6. A Estética e a Pressão sobre o Corpo Feminino

A ditadura estética imposta sobre as mulheres também é uma forma de controle corporal. Cirurgias plásticas compulsivas, dietas extremas, padrões inatingíveis, vergonha corporal e gordofobia são sintomas de uma cultura que vê o corpo feminino como um produto a ser moldado para consumo alheio — e não como um território autônomo.

A luta feminista, aliada à crítica filosófica, precisa questionar não apenas quem decide, mas por que decidimos certas coisas sobre nossos corpos. A liberdade estética só é real quando é livre de coerção.

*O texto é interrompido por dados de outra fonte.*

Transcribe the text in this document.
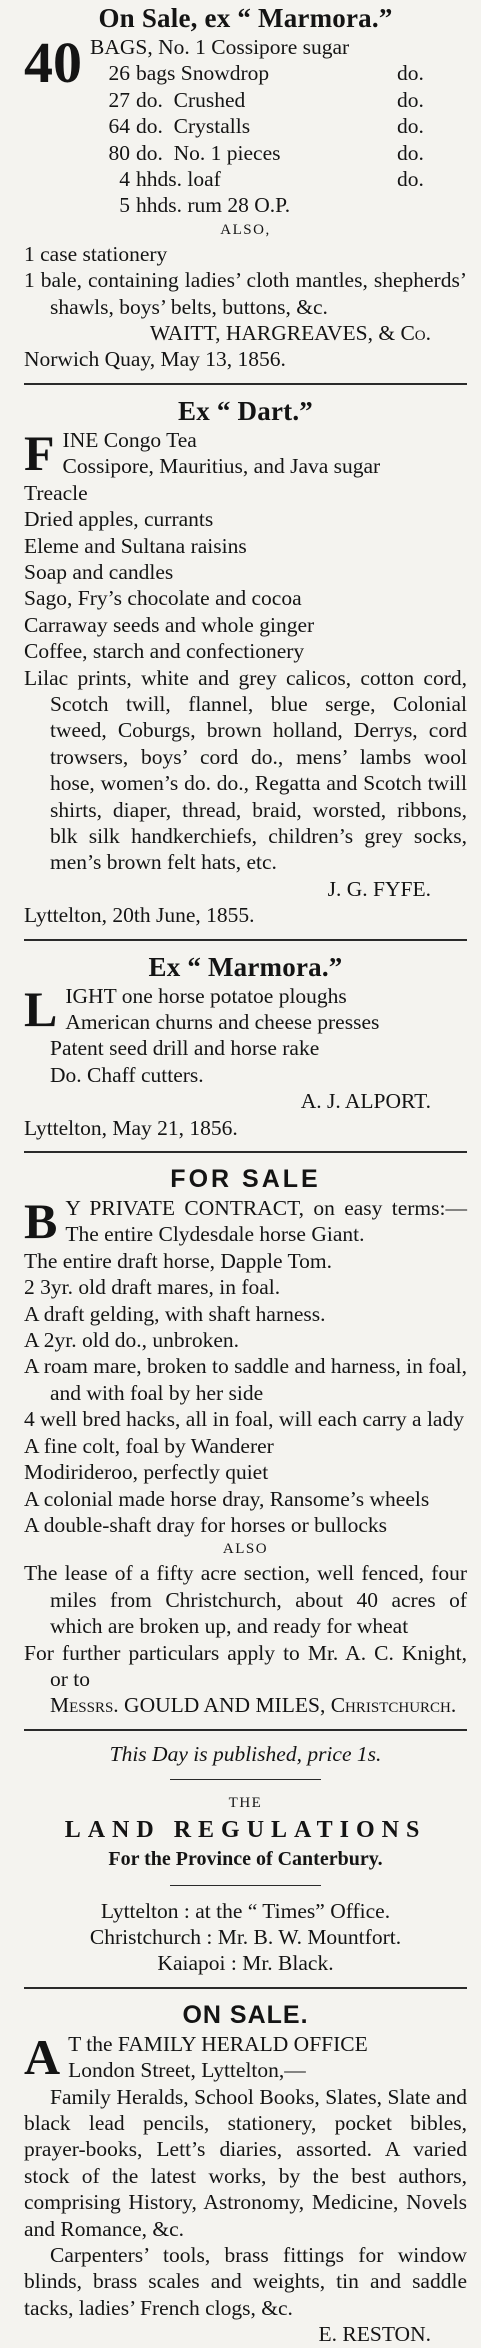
On Sale, ex “ Marmora.”
40 BAGS, No. 1 Cossipore sugar
26 bags Snowdrop	do.
27 do.  Crushed	do.
64 do.  Crystalls	do.
80 do.  No. 1 pieces	do.
4 hhds. loaf	do.
5 hhds. rum 28 O.P.
ALSO,
1 case stationery
1 bale, containing ladies’ cloth mantles, shepherds’ shawls, boys’ belts, buttons, &c.
WAITT, HARGREAVES, & Co.
Norwich Quay, May 13, 1856.
Ex “ Dart.”
F INE Congo Tea
Cossipore, Mauritius, and Java sugar
Treacle
Dried apples, currants
Eleme and Sultana raisins
Soap and candles
Sago, Fry’s chocolate and cocoa
Carraway seeds and whole ginger
Coffee, starch and confectionery
Lilac prints, white and grey calicos, cotton cord, Scotch twill, flannel, blue serge, Colonial tweed, Coburgs, brown holland, Derrys, cord trowsers, boys’ cord do., mens’ lambs wool hose, women’s do. do., Regatta and Scotch twill shirts, diaper, thread, braid, worsted, ribbons, blk silk handkerchiefs, children’s grey socks, men’s brown felt hats, etc.
J. G. FYFE.
Lyttelton, 20th June, 1855.
Ex “ Marmora.”
L IGHT one horse potatoe ploughs
American churns and cheese presses
Patent seed drill and horse rake
Do. Chaff cutters.
A. J. ALPORT.
Lyttelton, May 21, 1856.
FOR SALE
B Y PRIVATE CONTRACT, on easy terms:—The entire Clydesdale horse Giant.
The entire draft horse, Dapple Tom.
2 3yr. old draft mares, in foal.
A draft gelding, with shaft harness.
A 2yr. old do., unbroken.
A roam mare, broken to saddle and harness, in foal, and with foal by her side
4 well bred hacks, all in foal, will each carry a lady
A fine colt, foal by Wanderer
Modirideroo, perfectly quiet
A colonial made horse dray, Ransome’s wheels
A double-shaft dray for horses or bullocks
ALSO
The lease of a fifty acre section, well fenced, four miles from Christchurch, about 40 acres of which are broken up, and ready for wheat
For further particulars apply to Mr. A. C. Knight, or to
Messrs. GOULD AND MILES, Christchurch.
This Day is published, price 1s.
THE
LAND REGULATIONS
For the Province of Canterbury.
Lyttelton : at the “ Times” Office.
Christchurch : Mr. B. W. Mountfort.
Kaiapoi : Mr. Black.
ON SALE.
A T the FAMILY HERALD OFFICE
London Street, Lyttelton,—
Family Heralds, School Books, Slates, Slate and black lead pencils, stationery, pocket bibles, prayer-books, Lett’s diaries, assorted. A varied stock of the latest works, by the best authors, comprising History, Astronomy, Medicine, Novels and Romance, &c.
Carpenters’ tools, brass fittings for window blinds, brass scales and weights, tin and saddle tacks, ladies’ French clogs, &c.
E. RESTON.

7. O Estado, o Corpo e a Cidadania Plena

Negar às mulheres o direito sobre seus corpos é negá-las como sujeitas políticas. Um Estado que controla o útero, o vestuário, a pílula ou o parto das mulheres não é democrático — é autoritário.

O corpo é o primeiro território da cidadania. A verdadeira igualdade só começa quando cada pessoa tem pleno controle sobre sua existência física. Isso inclui saúde reprodutiva, sexualidade, maternidade (ou não), prazer, estética e morte digna.


Conclusão: O Corpo é Político, e a Liberdade é Intransferível

A luta pelo direito da mulher sobre o próprio corpo é uma luta por liberdade, dignidade e racionalidade. Não se trata apenas de feminismo, mas de ética, de cidadania, de laicidade e de respeito à autonomia.

Como filósofo e ateu, defendo que nenhuma autoridade religiosa, política ou médica deve ter mais poder sobre o corpo de uma mulher do que ela mesma. O corpo é o palco da vida, e só quem vive nele deve escrever o roteiro.